Auf einmal ein Favorit?

Oben auf der Tribüne sagt später der Moderator von Servus TV: «Die ganze Nation liegt sich in den Armen.» Zugleich erzählt er, wie er und seine Experten von den umstehenden Fans mit einer Welle gefeiert worden seien.

Ab Band läuft im Stadion ein wunderbares Stück von Rainhard Fendrich. Darin heisst es, übersetzt aus dem Österreichischen: «Fast wie die Tränen von einem Kind / Wird mein Blut auf einmal schön / Sag ich am Ende der Welt voller Stolz / Und wenn ihr wollt auch ganz allein / I am from Austria.» Es tönt so laut, als würden gleich alle der gegen 30’000 Österreicher, die vor Ort sind, mitsingen.

Was nach diesem feurigen Erlebnis im Olympiastadion bleibt, ist zum einen diese Erkenntnis: Österreich allein hat so viele Tore erzielt wie Frankreich und die Niederlande zusammen (und dreimal mehr als das schrecklich schlechte England, ein anderer vermeintlicher Titelfavorit). Zum anderen ist da natürlich diese eine Frage: Wohin noch des Weges, Österreicher? «Sie sind kein Geheimfavorit mehr», sagt der frühere deutsche Nationalspieler Michael Ballack auf RTL, «jetzt gehören sie zu den Favoriten.»

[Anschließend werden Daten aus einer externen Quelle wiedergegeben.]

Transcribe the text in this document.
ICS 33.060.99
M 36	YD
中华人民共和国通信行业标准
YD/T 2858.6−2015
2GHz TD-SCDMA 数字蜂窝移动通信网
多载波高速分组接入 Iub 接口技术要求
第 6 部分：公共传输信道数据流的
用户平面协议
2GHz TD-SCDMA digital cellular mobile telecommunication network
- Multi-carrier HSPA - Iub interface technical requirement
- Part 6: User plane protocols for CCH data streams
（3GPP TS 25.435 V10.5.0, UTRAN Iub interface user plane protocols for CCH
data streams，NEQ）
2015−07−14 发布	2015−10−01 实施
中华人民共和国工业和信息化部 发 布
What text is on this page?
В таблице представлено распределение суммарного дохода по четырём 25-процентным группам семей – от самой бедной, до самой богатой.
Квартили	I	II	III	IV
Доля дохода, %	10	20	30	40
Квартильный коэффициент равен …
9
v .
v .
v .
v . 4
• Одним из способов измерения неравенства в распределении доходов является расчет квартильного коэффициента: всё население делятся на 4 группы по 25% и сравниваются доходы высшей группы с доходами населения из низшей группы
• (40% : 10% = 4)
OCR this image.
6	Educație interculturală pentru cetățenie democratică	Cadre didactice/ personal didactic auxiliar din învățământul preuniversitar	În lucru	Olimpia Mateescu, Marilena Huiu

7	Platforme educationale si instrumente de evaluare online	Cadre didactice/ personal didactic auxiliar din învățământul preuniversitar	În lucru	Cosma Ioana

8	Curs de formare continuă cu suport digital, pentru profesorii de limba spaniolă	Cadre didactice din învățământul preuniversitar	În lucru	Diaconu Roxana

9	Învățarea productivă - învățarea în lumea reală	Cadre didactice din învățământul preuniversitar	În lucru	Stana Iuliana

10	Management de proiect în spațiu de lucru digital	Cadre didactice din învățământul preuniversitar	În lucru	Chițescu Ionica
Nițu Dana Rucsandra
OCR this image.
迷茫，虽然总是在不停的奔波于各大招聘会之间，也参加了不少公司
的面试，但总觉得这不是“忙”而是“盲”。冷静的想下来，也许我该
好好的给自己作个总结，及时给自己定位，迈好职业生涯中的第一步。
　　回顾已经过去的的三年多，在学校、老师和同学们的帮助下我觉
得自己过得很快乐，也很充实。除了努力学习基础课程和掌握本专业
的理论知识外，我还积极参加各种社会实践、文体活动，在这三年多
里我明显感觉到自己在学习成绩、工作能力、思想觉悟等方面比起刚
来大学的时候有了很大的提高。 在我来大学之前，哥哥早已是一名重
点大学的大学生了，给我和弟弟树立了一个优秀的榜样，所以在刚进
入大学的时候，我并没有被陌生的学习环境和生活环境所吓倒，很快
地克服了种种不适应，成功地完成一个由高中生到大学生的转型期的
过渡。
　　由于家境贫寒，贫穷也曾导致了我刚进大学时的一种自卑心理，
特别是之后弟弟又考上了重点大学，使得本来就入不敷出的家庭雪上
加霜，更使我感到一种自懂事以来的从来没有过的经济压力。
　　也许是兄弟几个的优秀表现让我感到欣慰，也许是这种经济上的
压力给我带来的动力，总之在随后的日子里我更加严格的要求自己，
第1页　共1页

Und Rangnick, dieser überaus ehrgeizige Trainer, der kommenden Samstag 66 Jahre alt wird? Er verspricht: «Jetzt geht es erst richtig los.» Als er das sagt, ist die Türkei der wahrscheinliche Gegner im Achtelfinal. Österreich fertigte sie im März in einem Testspiel 6:1 ab.